Parsekar govt all set to betray parents

Govt not ready to pass a bill giving grants for English in primary schools; promise made to FORCE convenor Savio Lopes of bringing a bill in the winter session to be broken; CM to use select committee excuse to delay bill

Team Herald
PANJIM: Caught between pro and anti grant-in-aid to English primary schools lobbies, Chief Minister Laxmikant Parsekar is not committing to placing what is now commonly known as “the Medium of Instruction (MoI) Bill”, during the ensuing winter session of the Legislative Assembly. In fact highly placed sources in the BJP have told Herald that the Goa School Education Amendment bill, (which is what the bill is called) which ensues grants for minority schools with English as the medium of instruction, will not be tabled in the assembly. This will have a huge fall out since the pro grant lobby also consists of thousands of parents across both communities who are demanding a choice of language for their children and grants to schools to support this choice   
The Chief Minister has now decided to keep the issue on hold by putting the ball solely in the court of the Select committee, which he himself heads.
“There are multiple views expressed by the legislators. We will put them before the Select Committee to take a final call on the bill, after which it will be placed on the floor of the House,” he said after chairing a meeting of party legislators to discuss the issue on Saturday. 
Parsekar, who heads the Select Committee, said a meeting is scheduled before January 11 when the Assembly session begins, but refused to spell whether the Bill would be tabled or deferred.
“As far as my personal view is concerned, it should continue in the current form but there are some people who are objecting to it,” he said.

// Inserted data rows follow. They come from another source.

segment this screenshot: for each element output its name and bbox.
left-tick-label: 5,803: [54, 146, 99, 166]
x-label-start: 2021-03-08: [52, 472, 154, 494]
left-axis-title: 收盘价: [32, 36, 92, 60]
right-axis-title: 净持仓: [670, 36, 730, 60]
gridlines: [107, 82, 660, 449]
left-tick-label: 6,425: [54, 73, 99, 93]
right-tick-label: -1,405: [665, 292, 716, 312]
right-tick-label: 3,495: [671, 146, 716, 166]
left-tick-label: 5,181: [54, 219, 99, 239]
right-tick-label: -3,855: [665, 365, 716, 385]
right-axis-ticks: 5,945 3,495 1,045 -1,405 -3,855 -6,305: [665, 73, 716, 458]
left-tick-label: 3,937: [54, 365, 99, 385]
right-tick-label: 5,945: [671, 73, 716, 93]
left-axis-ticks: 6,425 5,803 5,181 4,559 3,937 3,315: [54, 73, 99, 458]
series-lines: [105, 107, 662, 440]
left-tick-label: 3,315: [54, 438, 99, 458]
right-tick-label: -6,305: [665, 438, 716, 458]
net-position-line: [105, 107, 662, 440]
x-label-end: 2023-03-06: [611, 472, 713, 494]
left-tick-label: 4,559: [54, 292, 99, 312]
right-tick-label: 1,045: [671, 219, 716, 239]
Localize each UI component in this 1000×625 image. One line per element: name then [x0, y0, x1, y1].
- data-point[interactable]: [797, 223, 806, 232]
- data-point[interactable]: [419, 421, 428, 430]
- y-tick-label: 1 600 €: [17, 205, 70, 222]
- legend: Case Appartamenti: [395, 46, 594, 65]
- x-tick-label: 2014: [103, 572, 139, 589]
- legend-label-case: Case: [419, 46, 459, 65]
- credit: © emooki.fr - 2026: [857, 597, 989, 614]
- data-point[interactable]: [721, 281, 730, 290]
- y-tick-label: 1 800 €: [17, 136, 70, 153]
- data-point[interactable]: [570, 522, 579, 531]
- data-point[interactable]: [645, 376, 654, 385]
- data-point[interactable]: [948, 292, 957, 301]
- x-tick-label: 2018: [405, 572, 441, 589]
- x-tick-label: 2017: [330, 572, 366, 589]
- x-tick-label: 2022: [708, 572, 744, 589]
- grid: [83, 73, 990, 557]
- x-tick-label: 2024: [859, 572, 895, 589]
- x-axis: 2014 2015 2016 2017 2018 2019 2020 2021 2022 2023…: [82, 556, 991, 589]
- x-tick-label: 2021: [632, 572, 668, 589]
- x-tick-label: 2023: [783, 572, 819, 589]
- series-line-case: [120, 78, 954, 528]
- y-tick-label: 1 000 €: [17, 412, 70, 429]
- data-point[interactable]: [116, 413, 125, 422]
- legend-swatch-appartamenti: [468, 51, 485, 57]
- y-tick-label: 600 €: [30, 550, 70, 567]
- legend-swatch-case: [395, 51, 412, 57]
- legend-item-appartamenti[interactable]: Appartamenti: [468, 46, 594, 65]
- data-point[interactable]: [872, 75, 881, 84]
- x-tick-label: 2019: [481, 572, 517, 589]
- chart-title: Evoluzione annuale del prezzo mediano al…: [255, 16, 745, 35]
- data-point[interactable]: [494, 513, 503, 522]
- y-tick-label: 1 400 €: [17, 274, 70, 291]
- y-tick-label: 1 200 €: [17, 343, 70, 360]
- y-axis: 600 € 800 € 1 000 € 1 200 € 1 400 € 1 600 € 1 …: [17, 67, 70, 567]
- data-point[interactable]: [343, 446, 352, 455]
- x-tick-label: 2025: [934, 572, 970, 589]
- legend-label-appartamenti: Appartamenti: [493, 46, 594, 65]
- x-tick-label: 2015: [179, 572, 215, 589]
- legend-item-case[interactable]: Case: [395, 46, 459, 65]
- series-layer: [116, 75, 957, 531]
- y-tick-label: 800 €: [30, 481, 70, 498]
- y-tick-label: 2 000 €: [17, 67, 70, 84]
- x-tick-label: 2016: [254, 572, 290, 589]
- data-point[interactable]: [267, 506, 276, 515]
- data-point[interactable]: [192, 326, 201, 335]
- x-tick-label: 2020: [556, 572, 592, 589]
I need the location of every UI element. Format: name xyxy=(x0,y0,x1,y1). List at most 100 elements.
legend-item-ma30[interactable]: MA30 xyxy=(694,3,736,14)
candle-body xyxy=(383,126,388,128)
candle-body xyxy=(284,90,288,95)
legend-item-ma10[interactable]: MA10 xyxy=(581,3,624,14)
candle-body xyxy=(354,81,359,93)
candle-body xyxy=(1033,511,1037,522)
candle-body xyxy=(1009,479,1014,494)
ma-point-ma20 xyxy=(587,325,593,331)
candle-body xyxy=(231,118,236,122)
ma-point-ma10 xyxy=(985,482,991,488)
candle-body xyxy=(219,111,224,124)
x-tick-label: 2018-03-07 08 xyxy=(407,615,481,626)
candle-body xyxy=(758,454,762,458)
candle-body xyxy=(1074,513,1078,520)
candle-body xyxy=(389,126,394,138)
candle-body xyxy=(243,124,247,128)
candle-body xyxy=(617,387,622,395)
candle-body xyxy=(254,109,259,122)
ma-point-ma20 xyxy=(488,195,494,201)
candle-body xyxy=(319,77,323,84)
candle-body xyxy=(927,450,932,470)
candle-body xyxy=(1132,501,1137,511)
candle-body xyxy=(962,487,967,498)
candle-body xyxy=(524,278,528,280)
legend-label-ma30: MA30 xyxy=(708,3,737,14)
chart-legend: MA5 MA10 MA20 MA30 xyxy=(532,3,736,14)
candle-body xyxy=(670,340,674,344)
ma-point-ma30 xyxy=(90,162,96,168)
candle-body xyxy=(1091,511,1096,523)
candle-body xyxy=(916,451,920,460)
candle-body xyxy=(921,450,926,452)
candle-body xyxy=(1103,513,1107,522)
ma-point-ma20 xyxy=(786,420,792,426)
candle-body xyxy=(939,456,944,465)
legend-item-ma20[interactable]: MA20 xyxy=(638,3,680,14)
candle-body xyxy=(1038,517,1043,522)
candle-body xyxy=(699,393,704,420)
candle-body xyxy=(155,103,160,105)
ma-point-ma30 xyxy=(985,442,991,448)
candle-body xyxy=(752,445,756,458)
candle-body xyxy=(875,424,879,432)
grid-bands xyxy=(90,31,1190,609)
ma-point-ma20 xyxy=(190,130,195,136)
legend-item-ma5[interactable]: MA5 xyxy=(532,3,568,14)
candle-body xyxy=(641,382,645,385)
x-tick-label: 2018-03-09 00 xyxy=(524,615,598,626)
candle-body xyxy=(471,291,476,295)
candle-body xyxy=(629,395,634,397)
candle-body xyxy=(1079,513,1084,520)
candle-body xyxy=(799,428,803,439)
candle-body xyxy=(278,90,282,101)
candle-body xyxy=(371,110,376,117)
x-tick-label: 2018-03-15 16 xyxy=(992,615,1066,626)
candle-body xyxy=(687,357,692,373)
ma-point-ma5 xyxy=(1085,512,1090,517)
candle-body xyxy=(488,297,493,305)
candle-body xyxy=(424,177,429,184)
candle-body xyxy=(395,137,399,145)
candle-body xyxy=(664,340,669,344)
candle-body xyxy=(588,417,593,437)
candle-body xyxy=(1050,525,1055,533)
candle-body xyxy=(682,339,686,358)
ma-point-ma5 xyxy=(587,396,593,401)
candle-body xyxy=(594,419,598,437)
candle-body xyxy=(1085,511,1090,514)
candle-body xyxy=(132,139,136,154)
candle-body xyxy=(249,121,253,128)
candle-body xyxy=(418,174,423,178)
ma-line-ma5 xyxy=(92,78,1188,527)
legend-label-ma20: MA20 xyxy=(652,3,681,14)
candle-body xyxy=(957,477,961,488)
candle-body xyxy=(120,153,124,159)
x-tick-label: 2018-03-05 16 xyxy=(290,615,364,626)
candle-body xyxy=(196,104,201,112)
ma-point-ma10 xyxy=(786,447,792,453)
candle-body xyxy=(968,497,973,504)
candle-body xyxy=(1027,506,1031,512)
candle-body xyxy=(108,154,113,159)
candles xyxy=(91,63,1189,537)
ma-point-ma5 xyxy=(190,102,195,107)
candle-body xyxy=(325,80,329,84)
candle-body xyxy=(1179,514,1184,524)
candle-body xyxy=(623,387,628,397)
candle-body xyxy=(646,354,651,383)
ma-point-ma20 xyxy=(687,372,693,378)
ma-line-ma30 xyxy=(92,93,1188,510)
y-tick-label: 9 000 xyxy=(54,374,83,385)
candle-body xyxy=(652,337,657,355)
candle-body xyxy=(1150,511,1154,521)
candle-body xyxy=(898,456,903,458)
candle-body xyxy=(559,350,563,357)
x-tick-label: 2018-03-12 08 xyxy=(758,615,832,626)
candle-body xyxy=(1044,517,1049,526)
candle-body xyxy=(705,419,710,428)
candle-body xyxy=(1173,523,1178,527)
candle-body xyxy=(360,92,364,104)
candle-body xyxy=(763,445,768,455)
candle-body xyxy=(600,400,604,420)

The Bhartiya Bhasha Suraksha Manch (BBSM) is demanding that legislation on the MoI cabinet decision giving grants to English medium schools should not be cleared in the forthcoming Assembly session. It has warned to intensify the agitation if the government defies them. 
On Liberation Day, December 19, 2015, BBSM held peaceful demonstration across 19 locations in the State protesting the government’s U-turn on the policy. 
On the Forum For Rights of Children’s Education (FORCE), which has support beyond the minority schools, is demanding that the bill be passed in the Assembly. The parents, teachers and students had held a massive protest in August last year, after the government failed to pass the Bill during the Monsoon session. Several legislators had then assured the striking members to raise the issue during the winter session of the assembly.
That assurance, like many others, will prove to be a false one soon.
This is the all important amendment Goa is waiting for 
The Goa School Education (Amendment) Bill, 2014
Section 7 B- Entitlement of Grants
Sub clause (5) No grants or aid in any form whatsoever shall be given or extended to any primary school within the State of Goa unless it has Konkani/Marathi or any of the languages envisaged in the Eighth Schedule to the Constitution of India, as its medium of instruction imparting education:
Provided that the State Government may consider providing grants to minority schools having English as a medium of instruction and imparting education at the primary level subject to compliance with other provisions of this Act.